Whisper: Audio Pre- and Post-Processing
Improve Whisper transcription quality by trimming leading silence, splitting long files into segments, and running GPT post-processing to add punctuation, fix financial terminology, and remove non-ASCII artefacts.
Why processing around Whisper matters
Whisper transcribes speech well but loses quality on leading silence, long files, and domain vocabulary. The official cookbook shows a three-step pipeline: trim → segment → transcribe → post-process.
Step 1: trim silence with PyDub
from pydub import AudioSegment
from pathlib import Path
def milliseconds_until_sound(sound, silence_threshold_in_decibels=-20.0, chunk_size=10):
trim_ms = 0
while sound[trim_ms:trim_ms+chunk_size].dBFS < silence_threshold_in_decibels and trim_ms < len(sound):
trim_ms += chunk_size
return trim_ms
def trim_start(filepath):
path = Path(filepath)
audio = AudioSegment.from_file(filepath, format="wav")
start_trim = milliseconds_until_sound(audio)
trimmed = audio[start_trim:]
new_filename = path.parent / f"trimmed_{path.name}"
trimmed.export(new_filename, format="wav")
return trimmed, new_filename
Step 2: segment and transcribe
from openai import OpenAI
import os
client = OpenAI()
one_minute = 60 * 1000 # ms
def transcribe_audio(file, output_dir):
with open(os.path.join(output_dir, file), "rb") as f:
return client.audio.transcriptions.create(model="whisper-1", file=f).text
# Segment the trimmed audio
trimmed_audio = AudioSegment.from_wav(trimmed_filename)
for i, start in enumerate(range(0, len(trimmed_audio), one_minute)):
trimmed_audio[start:start + one_minute].export(f"seg_{i:02d}.wav", format="wav")
Step 3: GPT post-processing
def punctuation_assistant(text):
return client.chat.completions.create(
model="gpt-3.5-turbo",
temperature=0,
messages=[
{"role": "system", "content": "Add punctuation and capitalize. Preserve original words."},
{"role": "user", "content": text}
]
).choices[0].message.content
# Remove non-ASCII (for English transcripts only)
ascii_text = "".join(c for c in raw_transcript if ord(c) < 128)
clean = punctuation_assistant(ascii_text)
For domain-specific term correction (e.g. "five two nine" → "529 (Education Savings Plan)"), use a GPT-4 model with a detailed system prompt that understands financial context.
Download any WAV file longer than 2 minutes, trim leading silence with PyDub, split into 60-second segments, transcribe each through Whisper, and join the results. Pass the final text through GPT to add punctuation.

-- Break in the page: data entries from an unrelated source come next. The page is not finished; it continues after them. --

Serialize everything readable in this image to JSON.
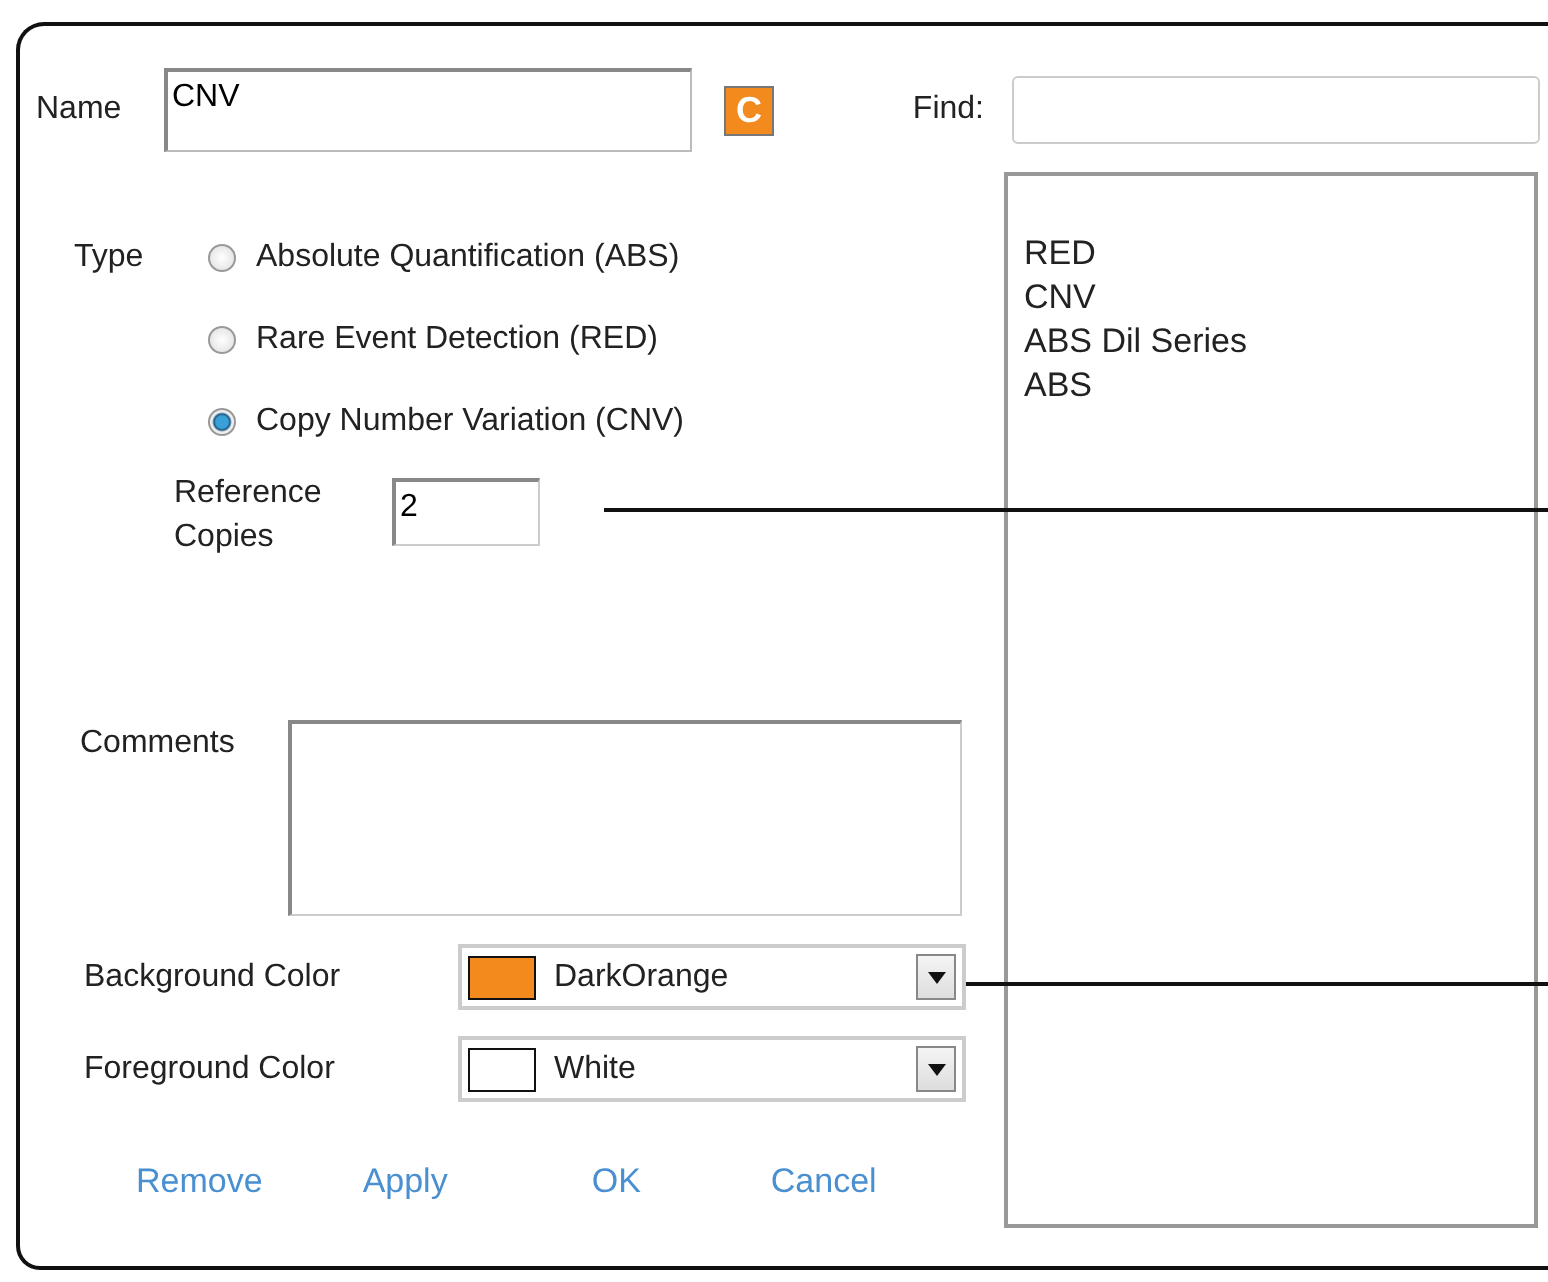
{
  "name_field": {
    "label": "Name",
    "value": "CNV"
  },
  "preview_badge": {
    "text": "C"
  },
  "find": {
    "label": "Find:"
  },
  "type": {
    "label": "Type",
    "options": [
      {
        "label": "Absolute Quantification (ABS)",
        "selected": false
      },
      {
        "label": "Rare Event Detection (RED)",
        "selected": false
      },
      {
        "label": "Copy Number Variation (CNV)",
        "selected": true
      }
    ]
  },
  "reference_copies": {
    "label": "Reference Copies",
    "value": "2"
  },
  "comments": {
    "label": "Comments"
  },
  "colors": [
    {
      "label": "Background Color",
      "value": "DarkOrange",
      "color": "#f28a1e"
    },
    {
      "label": "Foreground Color",
      "value": "White",
      "color": "#ffffff"
    }
  ],
  "buttons": [
    "Remove",
    "Apply",
    "OK",
    "Cancel"
  ],
  "list": {
    "items": [
      "RED",
      "CNV",
      "ABS Dil Series",
      "ABS"
    ]
  }
}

Copy and adapt to your context. Text in angle brackets should be replaced.
from pydub import AudioSegment
from openai import OpenAI
from pathlib import Path
import os
client = OpenAI()
def trim_and_segment(path, seg_ms=60_000, threshold_db=-20.0):
audio = AudioSegment.from_file(path)
trim = next(
(i for i in range(0, len(audio), 10)
if audio[i:i+10].dBFS >= threshold_db),
0,
)
audio = audio[trim:]
return [audio[s:s+seg_ms] for s in range(0, len(audio), seg_ms)]
def transcribe_segments(segments):
texts = []
for i, seg in enumerate(segments):
tmp = f"/tmp/seg_{i:02d}.wav"
seg.export(tmp, format="wav")
with open(tmp, "rb") as f:
texts.append(client.audio.transcriptions.create(
model="whisper-1", file=f).text)
return " ".join(texts)Sending the full file without segmentation — Whisper accepts at most 25 MB. Forgetting to trim leading silence — the model may hallucinate on empty audio. Applying the non-ASCII filter to non-Latin languages (Greek, Cyrillic, Arabic).
PyDub works in dBFS, not absolute values — a threshold of -20 works for most recordings. For financial or medical transcripts, use a GPT-4 model with a domain-specific system prompt instead of regex replacements: it understands context.
Transcribing meeting recordings, earnings calls, podcasts, and voice notes where precise phrasing and domain vocabulary matter.
Real-time transcription — use the Realtime API. Non-Latin language files without removing the non-ASCII filter, which would destroy the transcript.